How does this model work?

There two stages during the model training phase:

  • Phase 1: Feature engineering. In this phase, features are generated using the provided activity data. For this phase, only the data before the provided time_boundary is used. The data after the time_boundary is used to infer the prediction target (labels).
  • Phase 2: Machine learning model training. In this phase, the computed features and the inferred labels are used to train a classifier model (using boosted trees).

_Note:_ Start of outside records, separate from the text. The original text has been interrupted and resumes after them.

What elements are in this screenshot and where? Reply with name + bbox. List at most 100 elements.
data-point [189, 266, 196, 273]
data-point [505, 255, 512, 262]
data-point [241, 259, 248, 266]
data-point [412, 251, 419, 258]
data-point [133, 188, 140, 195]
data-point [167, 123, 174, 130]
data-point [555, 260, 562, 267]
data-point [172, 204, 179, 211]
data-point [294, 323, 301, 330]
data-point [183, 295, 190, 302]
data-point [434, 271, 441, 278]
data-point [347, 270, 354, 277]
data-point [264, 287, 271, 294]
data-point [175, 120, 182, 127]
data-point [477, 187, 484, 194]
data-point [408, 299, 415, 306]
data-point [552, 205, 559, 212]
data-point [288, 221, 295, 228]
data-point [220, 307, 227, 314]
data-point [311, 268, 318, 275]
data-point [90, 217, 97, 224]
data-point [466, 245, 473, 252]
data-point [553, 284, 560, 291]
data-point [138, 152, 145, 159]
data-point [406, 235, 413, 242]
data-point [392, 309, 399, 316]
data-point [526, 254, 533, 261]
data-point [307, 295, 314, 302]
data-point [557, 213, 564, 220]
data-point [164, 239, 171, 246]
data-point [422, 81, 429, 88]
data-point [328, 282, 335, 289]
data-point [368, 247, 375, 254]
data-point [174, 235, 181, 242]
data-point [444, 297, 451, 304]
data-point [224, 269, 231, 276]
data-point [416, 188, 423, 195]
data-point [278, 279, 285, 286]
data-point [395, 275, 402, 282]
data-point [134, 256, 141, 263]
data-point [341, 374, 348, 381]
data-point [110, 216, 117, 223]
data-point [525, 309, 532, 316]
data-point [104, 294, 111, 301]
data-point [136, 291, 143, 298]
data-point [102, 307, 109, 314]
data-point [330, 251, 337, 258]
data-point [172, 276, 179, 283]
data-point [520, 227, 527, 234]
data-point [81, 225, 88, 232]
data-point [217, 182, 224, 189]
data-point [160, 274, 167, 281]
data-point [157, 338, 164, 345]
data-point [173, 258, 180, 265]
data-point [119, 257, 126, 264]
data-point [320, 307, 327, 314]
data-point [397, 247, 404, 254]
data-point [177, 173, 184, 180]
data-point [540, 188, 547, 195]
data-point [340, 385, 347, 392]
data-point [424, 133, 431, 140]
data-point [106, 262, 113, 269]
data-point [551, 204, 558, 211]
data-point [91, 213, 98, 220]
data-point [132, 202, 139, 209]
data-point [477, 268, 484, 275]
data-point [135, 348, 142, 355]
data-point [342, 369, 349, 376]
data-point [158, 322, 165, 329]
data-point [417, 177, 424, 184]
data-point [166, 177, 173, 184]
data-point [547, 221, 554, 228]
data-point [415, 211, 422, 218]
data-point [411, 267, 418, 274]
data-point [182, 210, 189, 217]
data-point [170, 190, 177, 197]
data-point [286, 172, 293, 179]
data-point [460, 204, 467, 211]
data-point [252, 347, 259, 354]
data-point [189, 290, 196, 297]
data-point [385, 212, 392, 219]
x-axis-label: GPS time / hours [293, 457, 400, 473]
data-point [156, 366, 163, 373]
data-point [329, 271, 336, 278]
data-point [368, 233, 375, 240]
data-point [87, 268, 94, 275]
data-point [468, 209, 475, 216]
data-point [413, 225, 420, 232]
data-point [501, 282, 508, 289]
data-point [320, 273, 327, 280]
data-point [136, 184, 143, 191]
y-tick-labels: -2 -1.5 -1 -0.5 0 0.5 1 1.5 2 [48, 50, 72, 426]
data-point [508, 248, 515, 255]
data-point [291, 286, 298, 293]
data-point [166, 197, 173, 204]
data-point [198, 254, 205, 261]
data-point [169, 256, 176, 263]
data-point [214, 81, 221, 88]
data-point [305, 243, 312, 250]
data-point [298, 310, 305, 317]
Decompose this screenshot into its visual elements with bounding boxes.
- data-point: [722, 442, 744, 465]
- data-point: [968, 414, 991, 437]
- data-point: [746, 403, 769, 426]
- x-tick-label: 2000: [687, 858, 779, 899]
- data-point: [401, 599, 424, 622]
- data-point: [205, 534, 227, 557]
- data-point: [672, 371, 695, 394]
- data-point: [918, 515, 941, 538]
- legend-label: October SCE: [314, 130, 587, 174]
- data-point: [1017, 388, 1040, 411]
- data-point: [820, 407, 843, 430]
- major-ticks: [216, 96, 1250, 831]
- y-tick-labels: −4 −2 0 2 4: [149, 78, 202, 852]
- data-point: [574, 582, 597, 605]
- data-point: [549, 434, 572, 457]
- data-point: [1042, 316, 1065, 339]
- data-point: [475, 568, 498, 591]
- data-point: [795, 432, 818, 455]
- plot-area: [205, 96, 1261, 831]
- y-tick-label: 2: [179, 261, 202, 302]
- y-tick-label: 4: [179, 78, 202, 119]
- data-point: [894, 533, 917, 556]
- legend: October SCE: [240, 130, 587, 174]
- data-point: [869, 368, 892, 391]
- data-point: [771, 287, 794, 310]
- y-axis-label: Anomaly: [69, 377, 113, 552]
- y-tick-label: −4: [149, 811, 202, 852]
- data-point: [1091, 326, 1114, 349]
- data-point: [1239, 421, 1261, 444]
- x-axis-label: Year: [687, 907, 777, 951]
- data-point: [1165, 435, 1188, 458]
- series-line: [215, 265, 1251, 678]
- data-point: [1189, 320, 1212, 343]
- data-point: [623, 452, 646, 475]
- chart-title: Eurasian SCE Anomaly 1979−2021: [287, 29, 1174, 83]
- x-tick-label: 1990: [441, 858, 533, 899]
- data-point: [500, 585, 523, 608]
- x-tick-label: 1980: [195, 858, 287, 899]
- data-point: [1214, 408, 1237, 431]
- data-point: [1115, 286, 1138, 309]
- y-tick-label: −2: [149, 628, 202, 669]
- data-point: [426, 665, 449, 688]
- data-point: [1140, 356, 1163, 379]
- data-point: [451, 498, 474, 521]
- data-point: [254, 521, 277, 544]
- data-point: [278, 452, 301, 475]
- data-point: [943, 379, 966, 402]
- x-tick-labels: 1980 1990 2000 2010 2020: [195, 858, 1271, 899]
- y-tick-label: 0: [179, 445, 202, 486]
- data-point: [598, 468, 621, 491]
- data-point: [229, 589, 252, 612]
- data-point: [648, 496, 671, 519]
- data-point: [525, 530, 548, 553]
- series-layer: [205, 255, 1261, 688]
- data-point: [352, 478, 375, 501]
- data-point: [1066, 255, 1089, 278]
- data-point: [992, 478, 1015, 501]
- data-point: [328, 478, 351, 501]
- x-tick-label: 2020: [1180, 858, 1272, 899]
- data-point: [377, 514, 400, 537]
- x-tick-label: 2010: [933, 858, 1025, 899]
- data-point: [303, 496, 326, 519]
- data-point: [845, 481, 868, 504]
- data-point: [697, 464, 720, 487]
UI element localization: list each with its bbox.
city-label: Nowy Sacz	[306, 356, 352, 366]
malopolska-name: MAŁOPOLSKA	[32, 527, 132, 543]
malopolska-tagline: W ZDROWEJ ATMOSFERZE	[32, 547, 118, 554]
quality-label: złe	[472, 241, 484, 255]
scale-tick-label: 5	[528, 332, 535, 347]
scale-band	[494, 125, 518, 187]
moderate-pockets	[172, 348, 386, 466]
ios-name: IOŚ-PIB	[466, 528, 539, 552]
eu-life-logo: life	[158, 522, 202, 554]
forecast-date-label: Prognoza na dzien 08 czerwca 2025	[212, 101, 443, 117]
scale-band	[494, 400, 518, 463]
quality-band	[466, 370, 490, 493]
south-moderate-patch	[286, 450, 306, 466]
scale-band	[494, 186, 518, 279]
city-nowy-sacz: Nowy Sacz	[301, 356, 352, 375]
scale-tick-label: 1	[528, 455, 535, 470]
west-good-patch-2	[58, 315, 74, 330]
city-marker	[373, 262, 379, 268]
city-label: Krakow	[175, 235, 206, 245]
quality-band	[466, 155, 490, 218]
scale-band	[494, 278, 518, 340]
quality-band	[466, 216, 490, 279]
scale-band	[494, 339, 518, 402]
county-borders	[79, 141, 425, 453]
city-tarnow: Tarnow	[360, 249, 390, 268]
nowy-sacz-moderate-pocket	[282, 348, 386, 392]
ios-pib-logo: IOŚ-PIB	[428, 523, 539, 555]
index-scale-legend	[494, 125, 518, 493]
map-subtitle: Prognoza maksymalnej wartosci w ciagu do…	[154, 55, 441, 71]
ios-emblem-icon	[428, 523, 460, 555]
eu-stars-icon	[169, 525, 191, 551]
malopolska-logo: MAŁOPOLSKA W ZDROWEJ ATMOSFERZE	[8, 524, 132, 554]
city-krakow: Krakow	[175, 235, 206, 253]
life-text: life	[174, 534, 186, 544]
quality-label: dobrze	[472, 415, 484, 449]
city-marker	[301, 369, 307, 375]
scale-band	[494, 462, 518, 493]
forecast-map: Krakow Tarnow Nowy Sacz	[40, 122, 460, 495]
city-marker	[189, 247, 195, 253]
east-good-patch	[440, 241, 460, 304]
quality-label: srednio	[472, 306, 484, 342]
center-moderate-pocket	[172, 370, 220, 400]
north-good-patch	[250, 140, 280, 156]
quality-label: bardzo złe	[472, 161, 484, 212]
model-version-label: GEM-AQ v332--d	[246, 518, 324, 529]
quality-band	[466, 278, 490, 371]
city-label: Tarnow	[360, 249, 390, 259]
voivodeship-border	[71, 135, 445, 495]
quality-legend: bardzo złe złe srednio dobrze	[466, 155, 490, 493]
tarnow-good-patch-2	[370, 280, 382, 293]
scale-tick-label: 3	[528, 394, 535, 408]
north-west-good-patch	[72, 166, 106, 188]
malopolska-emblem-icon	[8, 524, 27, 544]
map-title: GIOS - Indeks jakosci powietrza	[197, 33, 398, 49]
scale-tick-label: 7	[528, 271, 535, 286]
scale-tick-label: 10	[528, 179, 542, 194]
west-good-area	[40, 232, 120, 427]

Phase 1: Feature engineering

For Phase 1, this toolkit performs a series of extremely rich set of feature transformations based on:

  • aggregate statistics (over various periods of time) of the raw input feature columns.
  • patterns over various period of time (e.g. rate of change of aggregate usage).
  • user metadata (using the user_data parameter),

churn-illustration

The following table provides a description of all the engineered features used in the model (T is a parameter that can be controlled using the parameter lookback_periods). Hence, these features are computed for each value of T in lookback_periods.

Engineered features
Average number of events in the last T days
Average value of a feature in the last T days
Largest daily value of a feature in the last T days
Largest time interval between two events in the last T days
Number of days since the first event in the last T days
Number of days since the most recent event in the last T days
Number of days to the most recent event in the last T days
Number of days with an event in the last T days
Number of days with an event in the last T days
Number of events in the last T days
Smallest daily value in the last T days
Smallest time interval between two events in the last T days
Sum of a column in the last T days
T day trend in the number of events
Time interval between the first two events in the last T days
Time interval between the two most recent events in the last T days

Phase 2: Model trianing

For Phase 2, a classifier model is trained using gradient boosted trees. Note that a churn prediction model can be trained without any labelled data. All the target labels required for training the boosted tree model are inferred based on the activity data from the past. For example, a dataset that contains data from January 2011 to December 2011 contains historical information about whether or or a user churned during each of the months prior to November 2011.

For a given time_boundary (say October 2011), all the events in observation_data after October 2011 are not (and must never be) included in the training data for the model. In order to create more training data for the boosted tree classifier, multiple time-boundaries can be used (using the parameter time_boundaries).